OPINIÓN

Dicen que Cristina quiere la cabeza de Scioli

En el Gobierno nacional reina el espíritu golpista y destituyente. Está claro que la presidenta Cristina Kirchner decidió ir por la cabeza de Daniel Scioli desde el mismo momento en que el gobernador bonaerense blanqueó sus aspiraciones presidenciales, teniendo en cuenta que la primera mandataria tiene vedado, con la actual Constitución nacional, la posibilidad de competir por un nuevo mandato.

 

LA PLATA (Diario Hoy) Desde hace tiempo, el kirchnerismo se ha convertido en un movimiento absolutista y monárquico que no tolera, en lo más mínimo, a nadie que piense distinto. Por eso, para terminar de concretarse requiere reformar la Carta Magna y, a su vez, marginar a todos aquellos dirigentes peronistas que tienen serias chances de suceder a Cristina en el mando. Precisamente, Scioli es, hoy por hoy, el peronista mejor posicionado para acceder al sillón de Rivadavia en 2015.
 
En ese escenario, la ambición de la Presidente no tiene límites. Y por eso, con el objetivo de que se deteriorarse la imagen de Scioli, no duda en castigar vilmente a 550 mil familias al no enviar los recursos necesarios a la Provincia para pagar el medio aguinaldo. Esta estrategia implica, asimismo, colocar  todas las piedras habidas y por haber para poner en riesgo la gobernabilidad, por lo que mandó a boicotear el proyecto de emergencia antes de que se presentara en la Legislatura y hará lo mismo con la nueva iniciativa, que se está cocinando en la Gobernación, para poder utilizar algunas de las mismas argucias legales que utilizó el kirchnerismo en los últimos nueve años con el manejo discrecional del dinero público.
 
No parecieron exageradas, en ese contexto, las declaraciones pronunciadas por el titular de la CGT, Hugo Moyano, cuando denunció el lunes pasado que los K tramaban un “golpe de Estado encubierto” en la Provincia.
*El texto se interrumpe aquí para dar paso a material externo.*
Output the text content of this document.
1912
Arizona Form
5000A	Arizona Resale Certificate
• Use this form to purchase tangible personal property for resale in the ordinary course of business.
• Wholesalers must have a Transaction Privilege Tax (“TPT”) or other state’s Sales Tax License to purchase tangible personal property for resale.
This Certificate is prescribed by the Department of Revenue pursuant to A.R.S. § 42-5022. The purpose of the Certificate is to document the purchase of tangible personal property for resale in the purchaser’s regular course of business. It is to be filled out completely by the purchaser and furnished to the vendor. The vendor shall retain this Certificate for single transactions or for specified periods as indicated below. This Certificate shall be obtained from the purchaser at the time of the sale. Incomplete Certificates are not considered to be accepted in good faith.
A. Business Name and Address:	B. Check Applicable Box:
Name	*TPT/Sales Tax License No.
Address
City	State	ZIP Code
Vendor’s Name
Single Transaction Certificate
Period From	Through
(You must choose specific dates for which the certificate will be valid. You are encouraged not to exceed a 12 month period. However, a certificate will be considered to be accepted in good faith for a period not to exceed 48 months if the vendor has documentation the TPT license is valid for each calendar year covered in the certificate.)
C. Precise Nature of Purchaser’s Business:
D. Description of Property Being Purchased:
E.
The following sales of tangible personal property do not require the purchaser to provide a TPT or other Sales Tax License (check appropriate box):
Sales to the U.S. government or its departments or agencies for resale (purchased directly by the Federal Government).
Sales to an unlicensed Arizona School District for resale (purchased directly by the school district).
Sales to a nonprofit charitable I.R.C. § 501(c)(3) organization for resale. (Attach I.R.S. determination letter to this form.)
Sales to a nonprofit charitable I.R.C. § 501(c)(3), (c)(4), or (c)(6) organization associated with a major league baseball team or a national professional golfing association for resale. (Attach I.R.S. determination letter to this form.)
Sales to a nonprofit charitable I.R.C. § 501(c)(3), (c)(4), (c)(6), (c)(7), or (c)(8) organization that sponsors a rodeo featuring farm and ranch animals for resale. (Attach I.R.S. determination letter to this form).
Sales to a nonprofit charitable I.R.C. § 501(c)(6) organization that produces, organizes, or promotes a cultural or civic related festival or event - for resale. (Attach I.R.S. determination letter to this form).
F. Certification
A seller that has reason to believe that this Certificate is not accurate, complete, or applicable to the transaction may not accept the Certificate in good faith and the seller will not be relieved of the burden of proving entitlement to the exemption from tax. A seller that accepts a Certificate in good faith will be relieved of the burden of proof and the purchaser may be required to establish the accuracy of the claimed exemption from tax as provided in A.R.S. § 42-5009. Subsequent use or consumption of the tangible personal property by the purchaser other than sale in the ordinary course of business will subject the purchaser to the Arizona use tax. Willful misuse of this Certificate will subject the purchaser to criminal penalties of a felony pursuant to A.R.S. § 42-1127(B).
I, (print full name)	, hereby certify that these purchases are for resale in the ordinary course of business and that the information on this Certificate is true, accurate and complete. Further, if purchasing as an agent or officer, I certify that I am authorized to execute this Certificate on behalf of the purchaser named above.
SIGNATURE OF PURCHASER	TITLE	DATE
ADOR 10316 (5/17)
Es más, esta maquiavélica estrategia pergeñada desde la Casa Rosada lo tiene al vicegobernador Gabriel Mariotto preparado para asumir el mismo rol que tuvo el mariscal Petain durante la Segunda Guerra Mundial, cuando los nazis, tras ocupar Francia, lo pusieron como un gobernante títere y obligaron a que las fuerzas políticas democráticas pasarán a la resistencia.
 
Los docentes y estatales aún esperan que Mariotto pida disculpas por haber prometido, y hasta garantizado, durante la última licencia de Daniel Scioli que la Provincia iba a contar con los recursos para pagar los aguinaldos en tiempo y forma. La realidad, como se sabe, es bien diferente.